I remember learning about this topic a while back (read: I don't understand it well enough to post anything meaningful now), but a look back through my notes says it may be useful for you to look up the Jukes-Cantor model.

For other mathematical aspects of evolution, it may be worthwhile to look up some papers by Martin Nowak (http://www.ped.fas.harvard.edu/people/faculty/select_list.html ), who has done some nice work modeling evolution mathematically.

 

[quicknote]

Hi there,

Thank you for sharing your thoughts and research on the rates of mutation over time. It's great to see that you are actively seeking to understand the mathematical aspects of evolution and how it can be used to track events in our evolutionary history.

Your equation for calculating the rate of mutation per year between two closely related species is a good starting point. It takes into account the size of the genome, the DNA difference between the two species, and the time that has passed since their divergence. However, it is important to note that this equation may only be applicable to simple cases and may not accurately represent the complex nature of evolution and mutation rates.

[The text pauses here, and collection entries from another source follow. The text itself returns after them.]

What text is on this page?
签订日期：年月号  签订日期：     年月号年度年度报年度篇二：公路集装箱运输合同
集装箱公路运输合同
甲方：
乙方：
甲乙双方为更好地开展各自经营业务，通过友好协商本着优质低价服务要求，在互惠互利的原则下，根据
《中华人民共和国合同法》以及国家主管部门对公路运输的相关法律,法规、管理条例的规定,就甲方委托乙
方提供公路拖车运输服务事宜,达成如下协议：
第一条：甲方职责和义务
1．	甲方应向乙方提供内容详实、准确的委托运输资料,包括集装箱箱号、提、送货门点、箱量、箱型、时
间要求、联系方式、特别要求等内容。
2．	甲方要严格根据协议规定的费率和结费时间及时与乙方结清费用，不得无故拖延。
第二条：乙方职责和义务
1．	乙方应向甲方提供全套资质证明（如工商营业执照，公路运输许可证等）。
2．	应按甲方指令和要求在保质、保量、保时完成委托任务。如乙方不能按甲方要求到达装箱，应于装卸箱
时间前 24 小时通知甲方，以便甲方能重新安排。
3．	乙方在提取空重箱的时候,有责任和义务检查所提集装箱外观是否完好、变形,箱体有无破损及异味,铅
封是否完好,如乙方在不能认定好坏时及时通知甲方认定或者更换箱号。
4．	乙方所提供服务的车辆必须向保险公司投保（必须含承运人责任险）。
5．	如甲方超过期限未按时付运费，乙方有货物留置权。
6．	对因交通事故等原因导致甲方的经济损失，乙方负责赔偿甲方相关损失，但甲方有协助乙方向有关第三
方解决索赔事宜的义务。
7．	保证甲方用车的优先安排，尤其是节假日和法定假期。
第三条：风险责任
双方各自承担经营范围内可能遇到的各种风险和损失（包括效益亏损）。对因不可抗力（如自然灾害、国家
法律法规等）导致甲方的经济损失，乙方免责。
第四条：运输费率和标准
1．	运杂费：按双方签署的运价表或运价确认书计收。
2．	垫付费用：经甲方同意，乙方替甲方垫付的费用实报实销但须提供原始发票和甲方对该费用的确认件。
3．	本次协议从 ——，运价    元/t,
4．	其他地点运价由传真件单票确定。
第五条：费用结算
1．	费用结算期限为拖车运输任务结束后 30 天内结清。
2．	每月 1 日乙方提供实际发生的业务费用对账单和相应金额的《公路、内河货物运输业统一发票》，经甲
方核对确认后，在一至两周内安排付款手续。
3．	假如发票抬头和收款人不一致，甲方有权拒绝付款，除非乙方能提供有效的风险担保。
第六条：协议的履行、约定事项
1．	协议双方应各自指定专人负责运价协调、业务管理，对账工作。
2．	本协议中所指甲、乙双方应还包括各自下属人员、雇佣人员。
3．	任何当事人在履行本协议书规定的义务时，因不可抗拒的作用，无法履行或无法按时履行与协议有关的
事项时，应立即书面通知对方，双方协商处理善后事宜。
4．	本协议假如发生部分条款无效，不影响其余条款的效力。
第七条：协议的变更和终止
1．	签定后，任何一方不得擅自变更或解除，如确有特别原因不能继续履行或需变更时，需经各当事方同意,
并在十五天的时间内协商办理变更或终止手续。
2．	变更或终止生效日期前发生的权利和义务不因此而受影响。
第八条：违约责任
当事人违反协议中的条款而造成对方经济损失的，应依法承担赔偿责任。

It is also important to consider that mutation rates can vary greatly depending on the type of mutation and the environment in which it occurs. For example, certain environmental factors such as exposure to radiation or chemicals can increase the mutation rate. Additionally, different regions of the genome may have different mutation rates, so it may not be accurate to use the entire genome size in your equation.

Regarding the reconciliation of the two figures you mentioned (30 and 150), it is possible that the 30 mutations per year rate is an average over a longer period of time, while the 150 mutations per generation is a more specific and recent estimate. It is also worth noting that the 2.5x10^8 mutation rate per base per generation may not be a direct reflection of the actual number of mutations occurring, as there are mechanisms in place that can repair or eliminate mutations.

Overall, it is important to remember that mutation rates are not constant and can vary greatly depending on various factors. While mathematical equations can provide a general understanding of mutation rates, it is also crucial to consider the complexities of evolution and the limitations of our current knowledge and technology.

I hope this helps to provide some insight into your research. Keep exploring and questioning, as that is the essence of science. Good luck!